Hermenêutica significa 'interpretação'. A palavra relaciona-se ao deus grego Hermes, mensageiro dos deuses. Hermeneuta é alguém que informa o que outro quer ou pensa. Em Aristóteles, o termo hermeneuen aparece como sentido da fala (logos): fazer com que algo apareça. No século XVII aparece na filosofia como teoria da interpretação da Bíblia, mas logo seu escopo se estende a todo texto. No século XIX está ligado a interpretação de sentido. Dilthey a propõe como método de acesso à vivência dos povos históricos (Heidegger, 1923/2012; Schmidt, 2014).

A hermenêutica é o método fenomenológico de arrancar o ser de sua ocultação dos entes. No contexto das práticas psi, é arrancar o sentido oculto naquilo que aparece. Já era assim em Freud, mas ele carecia da fenomenologia e da compreensão da existência como "ser-adiantado-em-relação-a-si-em-um-mundo" (Heidegger, 1927/2012, p. 537), assumindo, em seu lugar, a concepção tradicional de animal racional, psique-soma. A Daseinsanalyse assume que o ser da existência é preocupação/cuidado (Sorge), de modo que todo comportamento é um gesto apoiado num sentido que não se mostra imediatamente, mas pode ser revelado pela hermenêutica.

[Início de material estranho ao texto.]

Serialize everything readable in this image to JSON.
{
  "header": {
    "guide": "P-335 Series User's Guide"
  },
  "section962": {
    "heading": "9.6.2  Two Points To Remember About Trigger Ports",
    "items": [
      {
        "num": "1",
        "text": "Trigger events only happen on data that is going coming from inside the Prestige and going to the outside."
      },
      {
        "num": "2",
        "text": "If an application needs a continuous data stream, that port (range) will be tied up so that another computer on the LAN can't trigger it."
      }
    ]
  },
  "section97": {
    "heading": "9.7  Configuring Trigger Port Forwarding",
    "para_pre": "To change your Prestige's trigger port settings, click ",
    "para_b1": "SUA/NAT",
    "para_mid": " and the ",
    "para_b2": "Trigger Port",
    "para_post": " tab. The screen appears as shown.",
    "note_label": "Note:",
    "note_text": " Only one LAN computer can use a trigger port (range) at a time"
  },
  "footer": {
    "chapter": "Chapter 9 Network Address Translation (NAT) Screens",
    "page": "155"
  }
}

Seguindo a formulação de Freud, todo sintoma tem um "de onde" e um "para quê", ou seja, uma causa e uma finalidade3. Perguntar pela causa (por que?) é investigar o "de onde". A psiquiatria do início do século XX respondia essa pergunta dizendo que os sintomas vêm de distúrbios orgânicos e não atentava para o "para quê". Para Freud (1917/2014), o "de onde" eram as experiências originais que ocasionaram o distúrbio psíquico e que podiam ser redescobertas pelo método psicanalítico. O "para quê" era igualmente investigado, isto é, qual e como era a experiência inconscientemente realizada pelo sintoma.

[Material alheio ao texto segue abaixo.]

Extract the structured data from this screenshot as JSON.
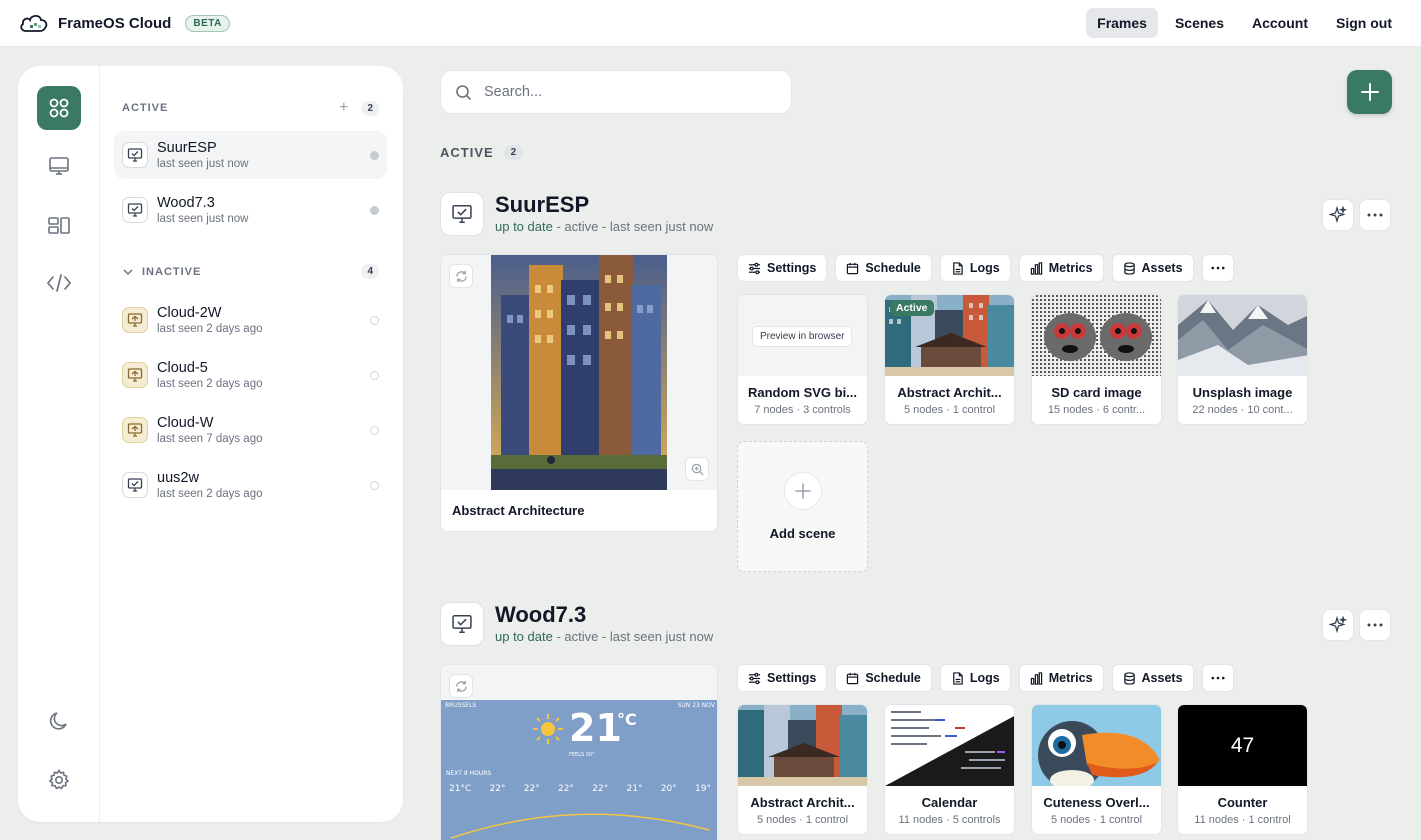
{
  "app": {
    "title": "FrameOS Cloud",
    "badge": "BETA"
  },
  "topnav": {
    "frames": "Frames",
    "scenes": "Scenes",
    "account": "Account",
    "sign_out": "Sign out",
    "active_item": "Frames"
  },
  "rail": [
    "grid-icon",
    "monitor-icon",
    "layout-icon",
    "code-icon",
    "moon-icon",
    "gear-icon"
  ],
  "sidebar": {
    "active_label": "ACTIVE",
    "active_count": "2",
    "inactive_label": "INACTIVE",
    "inactive_count": "4",
    "active_frames": [
      {
        "name": "SuurESP",
        "sub": "last seen just now"
      },
      {
        "name": "Wood7.3",
        "sub": "last seen just now"
      }
    ],
    "inactive_frames": [
      {
        "name": "Cloud-2W",
        "sub": "last seen 2 days ago"
      },
      {
        "name": "Cloud-5",
        "sub": "last seen 2 days ago"
      },
      {
        "name": "Cloud-W",
        "sub": "last seen 7 days ago"
      },
      {
        "name": "uus2w",
        "sub": "last seen 2 days ago"
      }
    ]
  },
  "search": {
    "placeholder": "Search...",
    "value": ""
  },
  "main": {
    "active_label": "ACTIVE",
    "active_count": "2",
    "toolbar": {
      "settings": "Settings",
      "schedule": "Schedule",
      "logs": "Logs",
      "metrics": "Metrics",
      "assets": "Assets"
    },
    "frames": [
      {
        "name": "SuurESP",
        "status_ok": "up to date",
        "status_rest": " - active - last seen just now",
        "preview_caption": "Abstract Architecture",
        "scenes": [
          {
            "name": "Random SVG bi...",
            "meta": "7 nodes · 3 controls",
            "pill": "Preview in browser"
          },
          {
            "name": "Abstract Archit...",
            "meta": "5 nodes · 1 control",
            "tag": "Active"
          },
          {
            "name": "SD card image",
            "meta": "15 nodes · 6 contr..."
          },
          {
            "name": "Unsplash image",
            "meta": "22 nodes · 10 cont..."
          }
        ],
        "add_scene": "Add scene"
      },
      {
        "name": "Wood7.3",
        "status_ok": "up to date",
        "status_rest": " - active - last seen just now",
        "weather": {
          "city": "BRUSSELS",
          "date": "SUN 23 NOV",
          "temp": "21",
          "unit": "°C",
          "note": "FEELS 20°",
          "next": "NEXT 8 HOURS",
          "hours": [
            "21°C",
            "22°",
            "22°",
            "22°",
            "22°",
            "21°",
            "20°",
            "19°"
          ]
        },
        "scenes": [
          {
            "name": "Abstract Archit...",
            "meta": "5 nodes · 1 control"
          },
          {
            "name": "Calendar",
            "meta": "11 nodes · 5 controls"
          },
          {
            "name": "Cuteness Overl...",
            "meta": "5 nodes · 1 control"
          },
          {
            "name": "Counter",
            "meta": "11 nodes · 1 control",
            "value": "47"
          }
        ]
      }
    ]
  },
  "colors": {
    "accent": "#3b7a62",
    "status_ok": "#2f6b55",
    "background": "#eceeeb"
  }
}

O que diferencia a hermenêutica psicanalítica é que ela é hipotético-dedutiva, isto é, ela recorre a um modelo de funcionamento psíquico e o interpõe ao fenômeno clínico, desvelando um sentido indicado pela teoria. Na psicanálise, todo sintoma é expressão de desejo inconsciente. Ou seja, diante da situação de Lázara, a resposta para a pergunta "por que?", "o que causa estes sintomas?" já estaria previamente delineada pela compreensão de que no passado, principalmente na infância, ela teria vivido situações moralmente insuportáveis, talvez impuras, na trama da triangulação edipiana e estaria hoje se queimando para se punir, quiçá se destruir (suicídio). A hermenêutica psicanalítica vai além do imediatamente manifesto, pois o comportamento da senhora deixa de ser somente efeito sem sentido de distúrbios cerebrais, mas o faz por meio de um modelo teórico: o Inconsciente.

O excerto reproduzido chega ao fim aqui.